FilmSpace is at the 73rd Edinburgh Film Festival. Film critic Calum Cooper begins the line-up of reviews with his thoughts on this year’s opening film Boyz in the Wood.
It’s a joy and a privilege to be back in Edinburgh for another EIFF, celebrating not only the best of contemporary Scottish cinema, but the diversity and uniqueness of international cinema too. Over the course of the next couple of weeks we’ll be bringing you reviews for several new films being screened. If the opening movie is anything to go by, it’s going to be a great festival.
Boyz in the Wood – ★★★★☆
Boyz in the Wood has a lot more going for it than its synopsis would initially suggest. Joining the likes of last year’s Calibre as another eerie tale set in the Highlands, the film is a sharp, observant satire of the generation gap. Serving as a vehicle for this satire is its lively central plot, which can only be described as the Duke of Edinburgh hike from hell.
Duncan, Dean, and aspiring rapper DJ Beatroot (Lewis Gribbin, Rian Gordon, and Viraj Juneja respectively) are all close friends forced to partake in a D of E hike with the home-schooled Ian (Samuel Bottomley). However, mutual dislike between the boys soon becomes the least of their problems. Before long, they find themselves in trouble. They start off mundane, with a torn map and smuggled drugs. But then they start being pursued by a masked elderly man (Eddie Izzard) wielding a rifle, with an aim to purge the Highlands of teenagers and youthful delinquency. It’s a mental premise in which the four boys have to outwit their would be assassin through increasingly insane, but menacingly riotous means.
Humour and well-paced thrills are the film’s selling points, yet it is not what makes it so enjoyable. The film is in truth a very clever analogy on the generational gap, and the steps that can be made to ensure mutual respect. The older generation of which the gun wielding Eddie Izzard represents are no doubt the villains in this tale, but the film is not mocking the group broadly. Specifically it is calling out the selfish and the entitled within the older generation – the elders who condescendingly tell younger generations how “good” they have it, while simultaneously reaping the benefits of the world their parents created, refusing to bow for anybody who comes after. The ones who cannot see the bigger picture beyond their narrow-minded, and often prejudiced, views of the world, ensuring nothing gainful is left for anyone but them. It’s the mentality that has left us with a crippling cost of living, nationwide lack of ambition, and potential catastrophe in terms of climate change, something that many arrogantly refuse to take responsibility for.

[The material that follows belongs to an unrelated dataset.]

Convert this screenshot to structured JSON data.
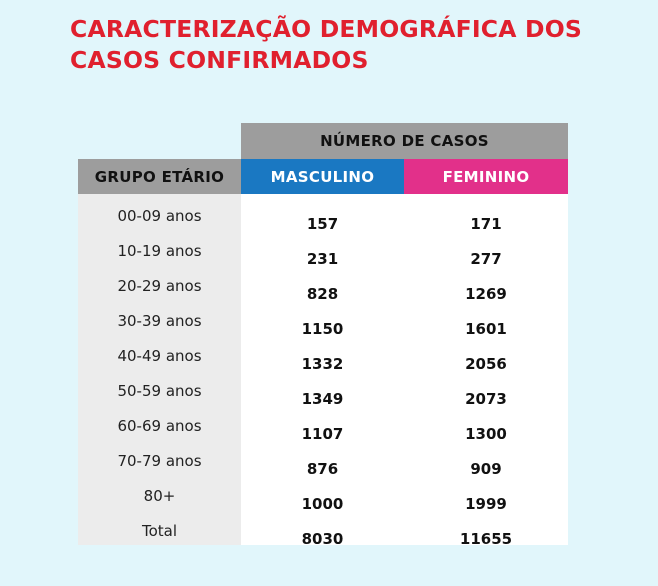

Yet the film also ensures that things can get better with the basic concept of acceptance. The masked man wants to kill the boys because of their hooliganism, something that is youthful, but not permanent. The film argues that if the youth are embraced, flaws and all, then the cycle of resentment will eventually stop. The sooner older generations welcome younger generations and their ideas with open arms, the more the world will strive. Once that respect and openness is given by the elders, the young will return it back by tenfold, something encapsulated brilliantly in the film’s last ten minutes.
Disturbing and screwed up, yet also darkly funny, and more heartfelt than you’d expect, the movie soars whether taken at face value or viewed as an intelligent piece of commentary.
With that said though, even if you examine the film at the surface, it still works thanks to its diversely fun characters and cracking setup. The actors all have wicked chemistry together, riffing off each other with rapid wit and a comfortable sense of selves. They embody the ambitions or lack of motivation within their characters unapologetically, creating banter and laughs, but also a powerful sense of solidarity amongst the group. Whether they start as friends or foes, they’re now in this together and the results delight, humour and terrify.
Ninian Doff’s contributions cannot be ignored either. Making his feature writer-director debut with this film, his job is one of delicate balance, for the film has so much going for it. On top of its furiously abrasive social commentary are juvenile antics of humour between the four boys, the Pagan horrors of their pursuer, the strange goings on of the local community (including an amusing James Cosmo cameo), and a side-plot involving Kate Dickie and Kevin Guthrie as clueless police officers that’s so funny it threatens to steal the whole film.
Thankfully, Doff’s filmmaking allows exploration of the story’s comedic and horror tones intensely. The vast openness and constant sense of exposure within the Highlands heightens the sense of fear drastically, stunningly captured through the cinematography. Meanwhile, the sharpness and tightly written nature of his screenplay ensures that the laughs and the thrills keep on coming. It’s completely unpredictable too, as the character personalities either clash or meld erratically into a smelting pot of atmosphere, laughs, and complete anarchy. No matter how bizarre or ludicrous the film gets, our engagement is securely won, with plenty of charm to spare alongside all its other merits.
Boyz in the Wood is an incredibly strong opening for this year’s Edinburgh Film Festival. I had an asbolute blast with it. Disturbing and screwed up, yet also darkly funny, and more heartfelt than you’d expect, the movie soars whether taken at face value or viewed as an intelligent piece of commentary. With so much style and substance to distinguish it amongst Scottish cinema, this is a cult film in the making.